If you are set on buying a steel string acoustic guitar then you need to spend more. A cheap steel string guitar is an instrument that will make music lessons and music practice unpleasant. One with low action (strings closer to the fret board) possibly closer to $300-$500 will do the trick nicely.
Buying the Next Guitar
Once you or your child have 'paid their dues' with music lessons and practice you may feel ready for a new (or new to you) guitar. Now that you know more about guitar and guitar playing you may have a better understanding of what you need in a guitar.
Acoustic or Electric
With younger guitar students much of their formative music instruction is centered on playing and learning on the acoustic to prove to their parents they deserve an electric.
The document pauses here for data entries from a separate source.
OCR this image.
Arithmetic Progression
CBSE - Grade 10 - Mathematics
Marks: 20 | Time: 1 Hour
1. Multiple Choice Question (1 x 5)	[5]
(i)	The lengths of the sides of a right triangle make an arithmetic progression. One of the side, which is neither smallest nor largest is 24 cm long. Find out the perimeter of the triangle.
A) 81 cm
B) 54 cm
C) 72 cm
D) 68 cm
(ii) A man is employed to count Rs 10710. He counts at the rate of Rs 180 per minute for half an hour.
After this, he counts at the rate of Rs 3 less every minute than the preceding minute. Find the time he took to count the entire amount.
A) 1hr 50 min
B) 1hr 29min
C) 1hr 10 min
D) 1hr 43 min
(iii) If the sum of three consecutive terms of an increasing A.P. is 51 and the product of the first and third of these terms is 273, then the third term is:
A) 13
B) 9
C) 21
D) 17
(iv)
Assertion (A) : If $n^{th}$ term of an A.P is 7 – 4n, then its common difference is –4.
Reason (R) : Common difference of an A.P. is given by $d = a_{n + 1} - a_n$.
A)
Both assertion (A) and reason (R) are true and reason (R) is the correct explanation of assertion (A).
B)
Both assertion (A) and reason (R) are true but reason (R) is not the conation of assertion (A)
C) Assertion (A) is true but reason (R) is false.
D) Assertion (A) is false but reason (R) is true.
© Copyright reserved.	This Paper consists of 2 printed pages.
The main case for getting the electric is just that...the kid wants it. The electric was what inspired them to start in the first place.
The main tipping point between buying an electric and acoustic guitar is the OVERALL cost. Whatever budget you set, let's say $500, has to be split in ½ or doubled when considering an electric because the electric guitar needs an electric guitar amplifier.
So if you want a $500 guitar you'll get one with an acoustic guitar but if you want an electric then you have to take your $500 and spend some on the guitar and some on the amp or you need to spend more to get that amp.
Now, it is possible to get a electric guitar 'package' that contains the guitar and amp but in all honesty back 10-15 years ago the amps that came with those weren't very good and they aren't as good as that now. They are basically mini transistor radios and sound like it...you'd be better off with an acoustic.
Todays budget electric guitars are much better instruments than they were 10-20 years ago so we find it odd that the amps they package up with them are much worse. If we do the math it makes sense...a student model electric guitar might cost $200-$300 guitar amp packages cost $300-$400. That means $100 dollars covers the cost of the amp, cable DVD, book, picks etc. We would recommend buying a guitar and amp seperately. You can get a decent practice amp for under $200.
What you need in a Guitar Amplifier
Practice amps can come with lots of apparent bells and whistles but there is only one that you need to look for...Reverb! Reverb! Reverb! Not delay, not echo, not chorus, not tremelo Why?
- Reverb in amps seems to be the dividing line between a "tinny" thin sounding amp and a pleasant, practice enhancing, amplifier.
- Reverb gives any amp or guitar that ambience to the sound and takes away the dry dead sound of cheaper reverb free amps
All amps come with the 2nd channel (distortion) so it is rarely something you have to seek out.
At our music school we use 4 Traynor DG 15s the have reverb, distortion, a headphone jack for silent practice, CD input for play along and are not too loud even on full blast.